Top 89 Staff Picks: Mac Wilson, Host


Top 89
Our annual poll, the Top 89 (of each year) collects of our audience's favorite songs. (MPR Graphic / Tracy Kompelien)


(Listed alphabetically by artist)

Arcade Fire - Reflektor
Courtney Barnett - The Double EP: A Sea of Split Peas
Eleanor Friedberger - Personal Record
Laura Marling - Once I Was an Eagle
Cass McCombs - Big Wheel and Others
The National - Trouble Will Find Me
No Joy - Wait to Pleasure
Vampire Weekend - Modern Vampires of the City
Kurt Vile - Wakin' on a Pretty Daze
Volcano Choir - Repave

Honorable Mentions:

Arctic Monkeys, Au Revoir Simone, Bill Callahan, Neko Case, Nick Cave and the Bad Seeds, CHVRCHES, Mikal Cronin, Cults, Daft Punk, Foxygen, HAIM, the Love Language, Mazzy Star, Janelle Monae, My Bloody Valentine, Smith Westerns


2013 saw a wide breadth of great songs, ranging from established, canonical artists to fast-rising stars-in-waiting. As a measure of delineation, I've helpfully established two categories.


My Bloody Valentine - "New You"
The alternate universe where MBV's Loveless follow-up soundtracked every teen rom-com of the late '90s.

Daft Punk - "Get Lucky"
You knew this was going to be special when someone turned the brief Saturday Night Live teaser into a 10-hour loop, and it never got old.

Arcade Fire - "Afterlife"

The (literal???) climax of Arcade Fire's sprawling opus raises all the tough, important questions of life and love, all while managing to sound celebratory.

The National - "Humiliation"
One of the band's most vivid, sharply-rendered portraits.

Nick Cave and the Bad Seeds - "Jubilee Street"
A crescendoing epic that builds both terror and awe in the world's shortest six minutes.


Phosphorescent, "Song for Zula"
No other song in recent memory has had such an impact in instantly converting listeners — you hear "Song for Zula," and you're a Phosphorescent fan, simple as that.

Jagwar Ma - "Come Save Me"
Just enough wacky effects to stay consistently intriguing, from one of the year's most promising debuts.

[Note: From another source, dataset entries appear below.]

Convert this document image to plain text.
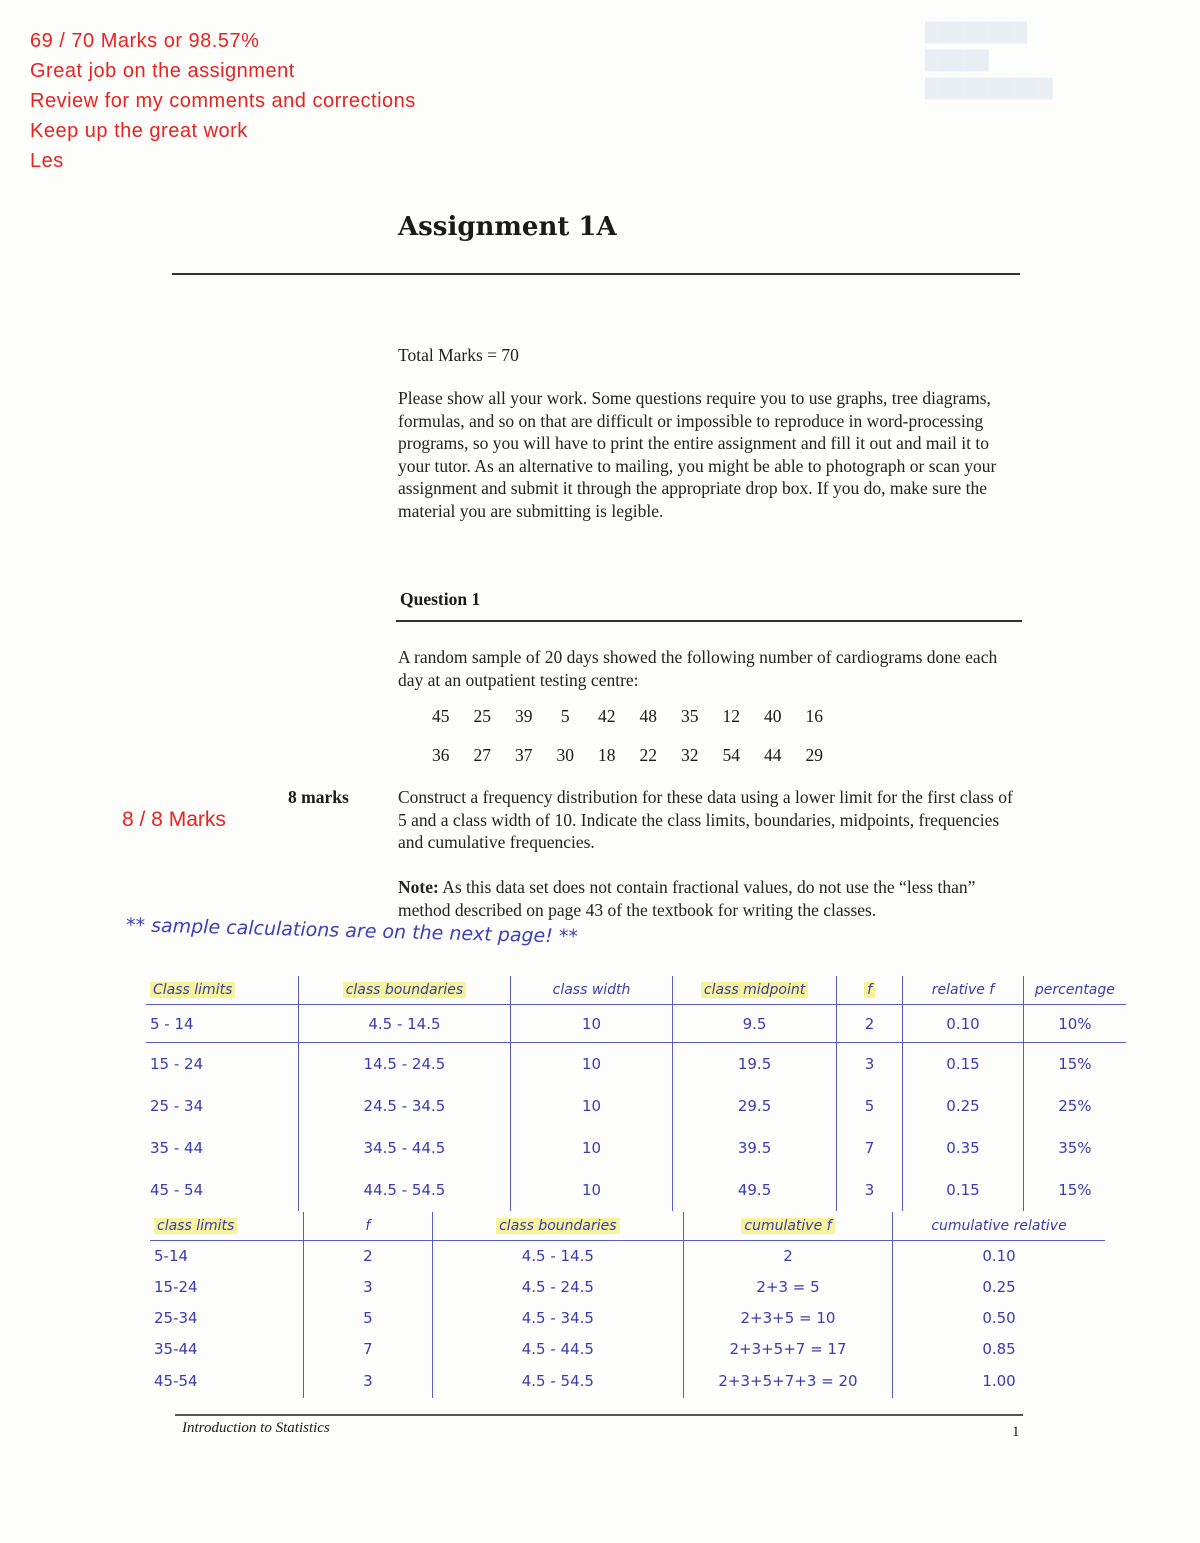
████████
█████
██████████
69 / 70 Marks or 98.57%
Great job on the assignment
Review for my comments and corrections
Keep up the great work
Les
Assignment 1A
Total Marks = 70
Please show all your work. Some questions require you to use graphs, tree diagrams, formulas, and so on that are difficult or impossible to reproduce in word-processing programs, so you will have to print the entire assignment and fill it out and mail it to your tutor. As an alternative to mailing, you might be able to photograph or scan your assignment and submit it through the appropriate drop box. If you do, make sure the material you are submitting is legible.
Question 1
A random sample of 20 days showed the following number of cardiograms done each day at an outpatient testing centre:
45	25	39	5	42	48	35	12	40	16
36	27	37	30	18	22	32	54	44	29
8 marks
8 / 8 Marks
Construct a frequency distribution for these data using a lower limit for the first class of 5 and a class width of 10. Indicate the class limits, boundaries, midpoints, frequencies and cumulative frequencies.
Note: As this data set does not contain fractional values, do not use the “less than” method described on page 43 of the textbook for writing the classes.
** sample calculations are on the next page! **
Class limits	class boundaries	class width	class midpoint	f	relative f	percentage
5 - 14	4.5 - 14.5	10	9.5	2	0.10	10%
15 - 24	14.5 - 24.5	10	19.5	3	0.15	15%
25 - 34	24.5 - 34.5	10	29.5	5	0.25	25%
35 - 44	34.5 - 44.5	10	39.5	7	0.35	35%
45 - 54	44.5 - 54.5	10	49.5	3	0.15	15%
class limits	f	class boundaries	cumulative f	cumulative relative
5-14	2	4.5 - 14.5	2	0.10
15-24	3	4.5 - 24.5	2+3 = 5	0.25
25-34	5	4.5 - 34.5	2+3+5 = 10	0.50
35-44	7	4.5 - 44.5	2+3+5+7 = 17	0.85
45-54	3	4.5 - 54.5	2+3+5+7+3 = 20	1.00
Introduction to Statistics	1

Wavves - "Demon to Lean On"
If a mad scientist melted down Green Day's Dookie, Weezer's Blue Album, and Nirvana's Sub Pop era into a single song, you'd have Wavves' gloriously lunk-headed riffmonster.

Haim - "The Wire"
CHVRCHES - "The Mother We Share"

Both bands released their hotly-anticipated debuts this fall, and both managed to live up to colossal expectations. Every Haim single was gold, not the least among them "The Wire", which both resurrected and redeemed not only the Eagles, but Shania Twain. Wherever CHVRCHES' career goes from here (and I suspect it will be a long one) they'll have joined the Ramones and Arcade Fire in the league of Bands Whose First Song On Their Debut Album Is Also Their Best Song.

One thing that struck me about 2013 is that spotlight records tended to fall in one of two categories: 1.) Sprawling, or 2.) Concise. Of my top 10 listed above, two are double-disc sets (Arcade Fire, McCombs), three are de facto double albums (The National, Marling, and Vile records are all structured in an old-fashioned, four-sides-of-vinyl sense) and one is, well, a double EP. Many other notable artists took advantage of an expanded canvas, including Daft Punk, David Bowie, Janelle Monae, the Knife, and Primal Scream. The opposite side of the spectrum is the tight, impeccably-manicured album without an ounce of fat; admittedly, Kanye West's latest release is the highest-profile example. Vampire Weekend, Volcano Choir, No Joy, and Eleanor Friedberger's albums were all (relatively) concise distillations of their creators' strongest attributes.

I don't have an overarching thesis behind this. It was a great year for music, and making this list was tough.